The old man hesitated; evidently his reluctance to act as guide to the poor fools was weakening. This specimen of an Eastern man was not at all the style of the tourists who had disgusted him so.
"An' so I told your man I thought I could na guide you," he continued in a debatable way, at which Hardy's blonde mustache twitched suspiciously, and Genesee stooped to fasten a spur that had not needed attention before; for the fact was Mac had felt "ower cranky" that morning, and the messenger had been a stupid fellow who irritated him until he swore by all the carpenter's outfit of a certain workman in Nazareth that he would be no guide for "weemen folk and tenderfeet" in the hills. His vehemence had caused the refusal of Ivans to make a return trip, and Hardy, remembering Ivans' account, was amused, and had an idea that the dark, quiet fellow with the musical voice was amused as well.
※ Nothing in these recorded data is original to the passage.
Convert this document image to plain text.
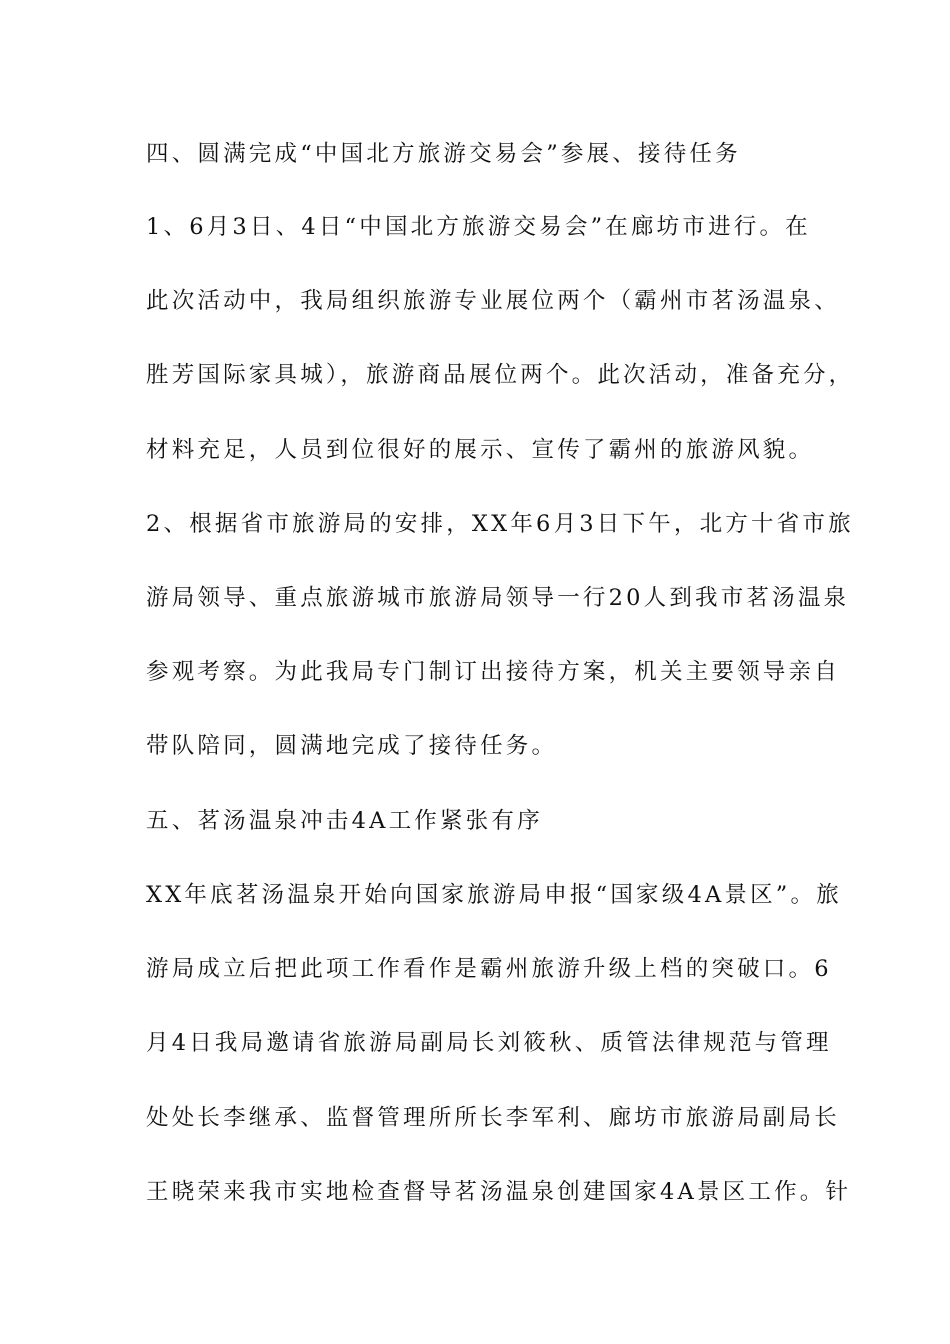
四、圆满完成“中国北方旅游交易会”参展、接待任务
1、6月3日、4日“中国北方旅游交易会”在廊坊市进行。在
此次活动中，我局组织旅游专业展位两个（霸州市茗汤温泉、
胜芳国际家具城），旅游商品展位两个。此次活动，准备充分，
材料充足，人员到位很好的展示、宣传了霸州的旅游风貌。
2、根据省市旅游局的安排，XX年6月3日下午，北方十省市旅
游局领导、重点旅游城市旅游局领导一行20人到我市茗汤温泉
参观考察。为此我局专门制订出接待方案，机关主要领导亲自
带队陪同，圆满地完成了接待任务。
五、茗汤温泉冲击4A工作紧张有序
XX年底茗汤温泉开始向国家旅游局申报“国家级4A景区”。旅
游局成立后把此项工作看作是霸州旅游升级上档的突破口。6
月4日我局邀请省旅游局副局长刘筱秋、质管法律规范与管理
处处长李继承、监督管理所所长李军利、廊坊市旅游局副局长
王晓荣来我市实地检查督导茗汤温泉创建国家4A景区工作。针
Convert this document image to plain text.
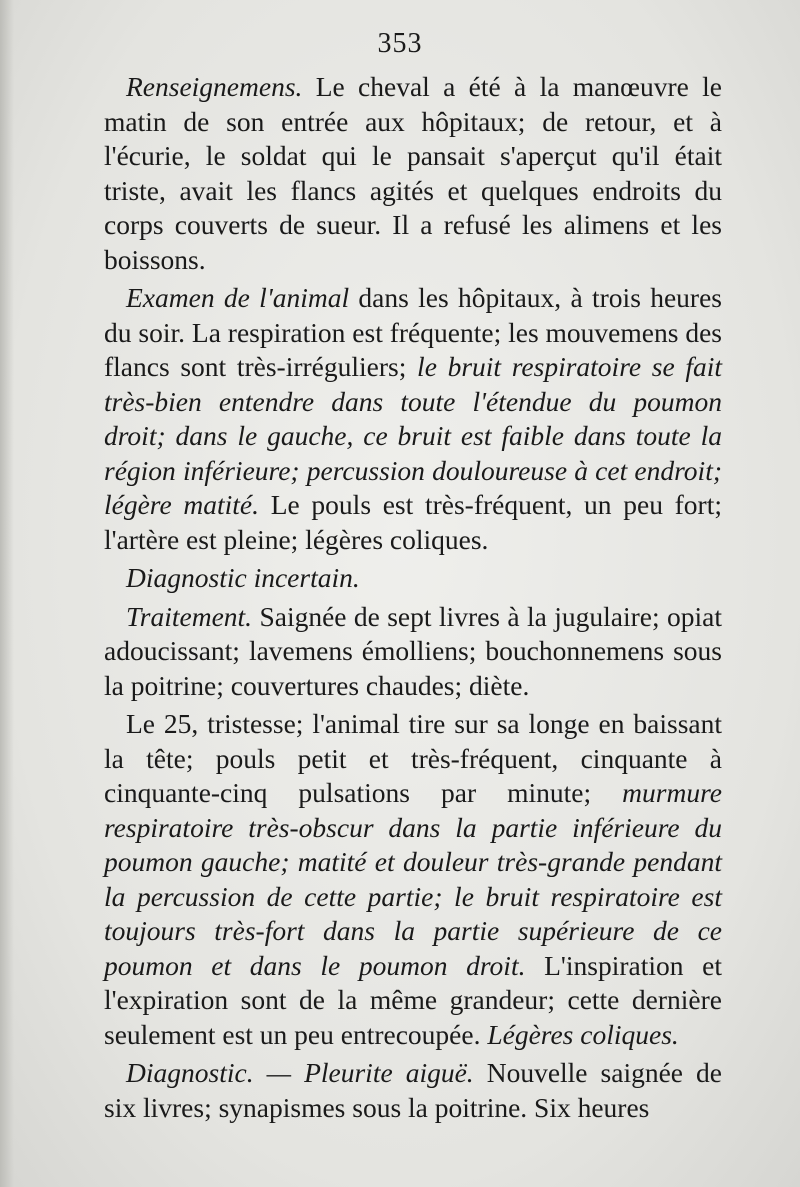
353

Renseignemens. Le cheval a été à la manœuvre le matin de son entrée aux hôpitaux; de retour, et à l'écurie, le soldat qui le pansait s'aperçut qu'il était triste, avait les flancs agités et quelques endroits du corps couverts de sueur. Il a refusé les alimens et les boissons.

Examen de l'animal dans les hôpitaux, à trois heures du soir. La respiration est fréquente; les mouvemens des flancs sont très-irréguliers; le bruit respiratoire se fait très-bien entendre dans toute l'étendue du poumon droit; dans le gauche, ce bruit est faible dans toute la région inférieure; percussion douloureuse à cet endroit; légère matité. Le pouls est très-fréquent, un peu fort; l'artère est pleine; légères coliques.

Diagnostic incertain.

Traitement. Saignée de sept livres à la jugulaire; opiat adoucissant; lavemens émolliens; bouchonnemens sous la poitrine; couvertures chaudes; diète.

Le 25, tristesse; l'animal tire sur sa longe en baissant la tête; pouls petit et très-fréquent, cinquante à cinquante-cinq pulsations par minute; murmure respiratoire très-obscur dans la partie inférieure du poumon gauche; matité et douleur très-grande pendant la percussion de cette partie; le bruit respiratoire est toujours très-fort dans la partie supérieure de ce poumon et dans le poumon droit. L'inspiration et l'expiration sont de la même grandeur; cette dernière seulement est un peu entrecoupée. Légères coliques.

Diagnostic. — Pleurite aiguë. Nouvelle saignée de six livres; synapismes sous la poitrine. Six heures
"Yes," agreed the stranger; "I understood you could not come, but I wanted to ask if you could recommend an Indian guide. I had Jim Kale engaged—he's the only white man I know in this region; the men on my place are all from south of the Flathead country. He sent me word yesterday he couldn't come for a week—confound these squaw men! He's gone to hunt caribou with his squaw's people, so I brought my party so far myself, but am doubtful of the trail ahead. One of the ladies is rather nervous about Indians, and that prevented me from getting a guide from them at first; but if we continue, she must accustom herself to Montana surroundings."
"That's the worst o' the weemen folk when it comes to the hills," broke in MacDougall, "they've over easy to be frightened at shadows; a roof an' four walls is the best stoppin' place for a' o' them."
The young ranchman laughed easily.
"I don't believe you have known many of our Kentucky women, Mr. MacDougall; they are not hot-house plants, by any means."